B6.Cg-Gt(ROSA)26Sor^{tm1(CAG-PA-GFP)Rmpl}/J

Stock number: 021071
Product name: R26 PA-GFP::NLS
Research areas: Neurobiology Research, Research Tools

Description

These mice conditionally express nuclear enriched photoactivatable GFP (PA-GFP::NLS) and allow broad and strong fluorescent expression in most tissues of the body, and may be useful to rapidly mark and follow selected population of cells in the living animal.

Detailed description

Mice heterozygous for the R26 PA-GFP::NLS allele are viable and fertile. The R26 PA-GFP::NLS allele contains a CAG promoter, loxP-flanked neomycin-β-galactosidase fusion protein (βgeo) with a STOP codon, and a photoactivatable green fluorescent protein (PA-GFP) fused to a nuclear localization signal (NLS). This construct was inserted into the endogenous Gt(ROSA)26Sor locus. In the absence of Cre, PA-GFP expression is prevented by the βgeo sequence. After removal of the loxP-flanked cassette via cre-mediated recombination, PA-GFP is expressed in all cells where Cre recombinase is expressed. PA-GFP::NLS is enriched in the nucleus, but can be also detected in the cytoplasm of neuronal cells. PA-GFP shows very weak fluorescence at 517nm when excited at 488nm before photoactivation. Upon photoactivation with light at ~400nm, PA-GFP is converted into its fluorescent form.

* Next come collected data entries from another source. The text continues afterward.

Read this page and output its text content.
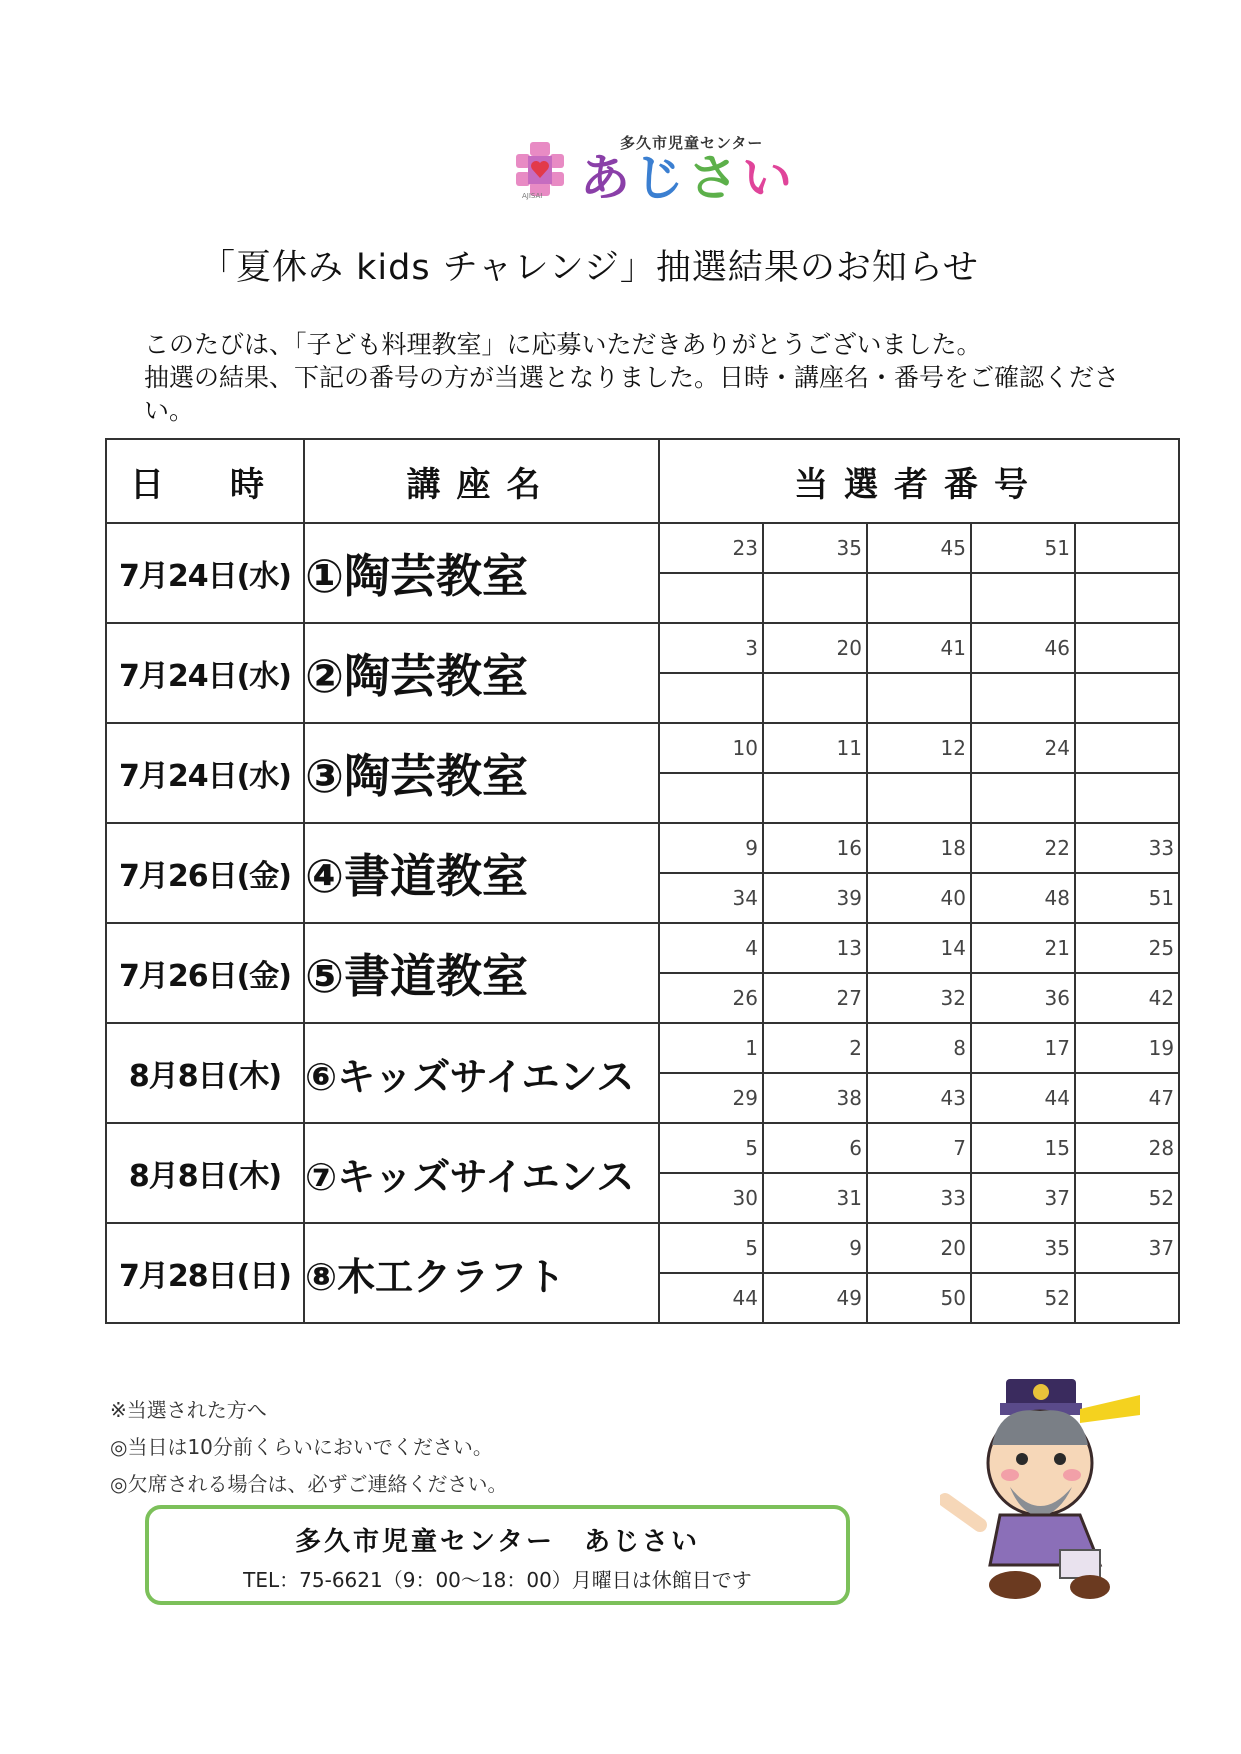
AJISAI
多久市児童センター
あじさい
「夏休み kids チャレンジ」抽選結果のお知らせ

このたびは、「子ども料理教室」に応募いただきありがとうございました。

抽選の結果、下記の番号の方が当選となりました。日時・講座名・番号をご確認ください。

日　時	講座名	当選者番号				
7月24日(水)	①陶芸教室	23	35	45	51	

7月24日(水)	②陶芸教室	3	20	41	46	

7月24日(水)	③陶芸教室	10	11	12	24	

7月26日(金)	④書道教室	9	16	18	22	33
		34	39	40	48	51
7月26日(金)	⑤書道教室	4	13	14	21	25
		26	27	32	36	42
8月8日(木)	⑥キッズサイエンス	1	2	8	17	19
		29	38	43	44	47
8月8日(木)	⑦キッズサイエンス	5	6	7	15	28
		30	31	33	37	52
7月28日(日)	⑧木工クラフト	5	9	20	35	37
		44	49	50	52	
※当選された方へ
◎当日は10分前くらいにおいでください。
◎欠席される場合は、必ずご連絡ください。
多久市児童センター　あじさい
TEL：75-6621（9：00〜18：00）月曜日は休館日です
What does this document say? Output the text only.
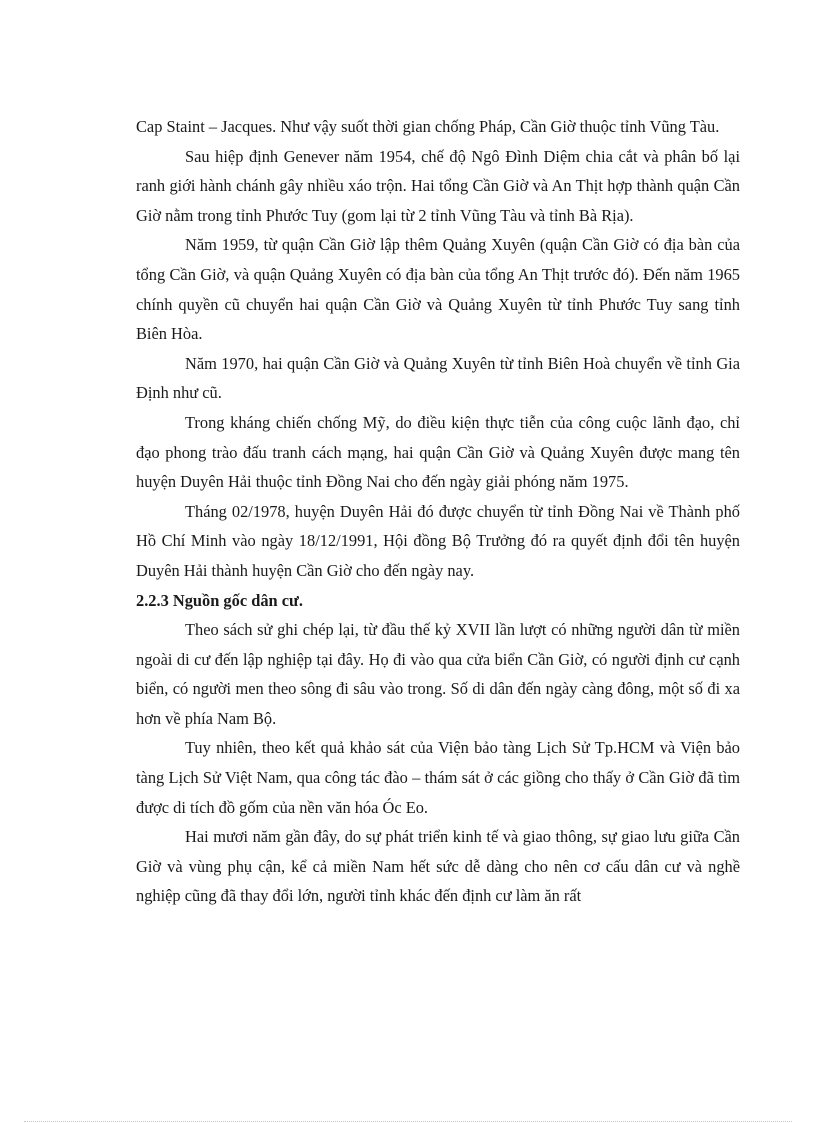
Cap Staint – Jacques. Như vậy suốt thời gian chống Pháp, Cần Giờ thuộc tỉnh Vũng Tàu.

Sau hiệp định Genever năm 1954, chế độ Ngô Đình Diệm chia cắt và phân bố lại ranh giới hành chánh gây nhiều xáo trộn. Hai tổng Cần Giờ và An Thịt hợp thành quận Cần Giờ nằm trong tỉnh Phước Tuy (gom lại từ 2 tỉnh Vũng Tàu và tỉnh Bà Rịa).

Năm 1959, từ quận Cần Giờ lập thêm Quảng Xuyên (quận Cần Giờ có địa bàn của tổng Cần Giờ, và quận Quảng Xuyên có địa bàn của tổng An Thịt trước đó). Đến năm 1965 chính quyền cũ chuyển hai quận Cần Giờ và Quảng Xuyên từ tỉnh Phước Tuy sang tỉnh Biên Hòa.

Năm 1970, hai quận Cần Giờ và Quảng Xuyên từ tỉnh Biên Hoà chuyển về tỉnh Gia Định như cũ.

Trong kháng chiến chống Mỹ, do điều kiện thực tiễn của công cuộc lãnh đạo, chỉ đạo phong trào đấu tranh cách mạng, hai quận Cần Giờ và Quảng Xuyên được mang tên huyện Duyên Hải thuộc tỉnh Đồng Nai cho đến ngày giải phóng năm 1975.

Tháng 02/1978, huyện Duyên Hải đó được chuyển từ tỉnh Đồng Nai về Thành phố Hồ Chí Minh vào ngày 18/12/1991, Hội đồng Bộ Trưởng đó ra quyết định đổi tên huyện Duyên Hải thành huyện Cần Giờ cho đến ngày nay.

2.2.3 Nguồn gốc dân cư.

Theo sách sử ghi chép lại, từ đầu thế kỷ XVII lần lượt có những người dân từ miền ngoài di cư đến lập nghiệp tại đây. Họ đi vào qua cửa biển Cần Giờ, có người định cư cạnh biển, có người men theo sông đi sâu vào trong. Số di dân đến ngày càng đông, một số đi xa hơn về phía Nam Bộ.

Tuy nhiên, theo kết quả khảo sát của Viện bảo tàng Lịch Sử Tp.HCM và Viện bảo tàng Lịch Sử Việt Nam, qua công tác đào – thám sát ở các giồng cho thấy ở Cần Giờ đã tìm được di tích đồ gốm của nền văn hóa Óc Eo.

Hai mươi năm gần đây, do sự phát triển kinh tế và giao thông, sự giao lưu giữa Cần Giờ và vùng phụ cận, kể cả miền Nam hết sức dễ dàng cho nên cơ cấu dân cư và nghề nghiệp cũng đã thay đổi lớn, người tỉnh khác đến định cư làm ăn rất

This form shows strong emission at 517nm when excited at 488nm and allows the conditional fluorescence labeling of individual, living cells which can be imaged using conventional GFP filter sets. Photoactivation can also be efficiently achieved using 2-photon excitation at ~750nm and imaged after photoconversion using excitation at ~950nm.

Development

The R26 PA-GFP::NLS targeting vector was designed with (from 5' to 3') the CMV-IE enhancer/chicken beta-actin hybrid promoter (CAG; from the pCAGGS vector), a loxP-flanked neomycin-β-galactosidase fusion protein (βgeo) with a STOP codon, a photoactivatable green fluorescent protein (PA-GFP) fused to a nuclear localization signal (NLS), and a woodchuck hepatitis virus post-transcriptional regulatory element (WPRE; to enhance the mRNA transcript stability). This vector was inserted into the Gt(ROSA)26Sor locus and was electroporated into 129P2/OlaHsd;C57BL/6J-derived A9 embryonic stem (ES) cells. Resulting chimeric mice were bred to C57BL6/J mice establish the colony. R26 PA-GFP::NLS mice were bred to C57BL/6J for at least 5 generations. Upon arrival at The Jackson Laboratory, mutant mice were bred to C57BL/6J inbred mice (Stock No. 000664) for at least one generation.

Allele

Symbol: Gt(ROSA)26Sor^{tm1(CAG-PA-GFP)Rmpl}
Name: targeted mutation 1, Simon Rumpel
MGI accession ID: MGI:5449399
Generation method: Targeted
Attributes: Conditional ready (e.g. floxed); Reporter
Marker symbol: Gt(ROSA)26Sor
Marker name: gene trap ROSA 26, Philippe Soriano
Chromosome: 6
Strain of origin: (C57BL/6 x 129P2/OlaHsd)F1
Expressed genes: GFP,Green Fluorescent Protein,
Site of expression: When bred to mice that express Cre recombinase, photoactivatable GFP will be expressed in tissues where promoters driving Cre recombinase are expressed.
Molecular note: The R26 PA-GFP::NLS targeting vector was designed with (from 5' to 3') the CMV-IE enhancer/chicken beta-actin hybrid promoter (CAG; from the pCAGGS vector), a loxP-flanked neomycin-beta-galactosidase fusion protein (betageo) with a STOP codon, a photoactivatable green fluorescent protein (PA-GFP) fused to a nuclear localization signal (NLS), and a woodchuck hepatitis virus post-transcriptional regulatory element (WPRE; to enhance the mRNA transcript stability).
General note: After removal of the loxP-flanked cassette via cre-mediated recombination, PA-GFP is expressed in all cells where Cre recombinase is expressed. PA-GFP::NLS is enriched in the nucleus, but can be also detected in the cytoplasm of neuronal cells. PA-GFP shows very weak fluorescence at 517nm when excited at 488nm before photoactivation. Upon photoactivation with light at ~400nm PA-GFP is converted into its fluorescent form. This form shows strong emission at 517nm when excited at 488nm and allows the conditional fluorescence labeling of individual, living cells which can be imaged using conventional GFP filter sets. Photoactivation can also be efficiently achieved using 2-photon excitation at ~750nm and imaged after photoconversion using excitation at ~950nm.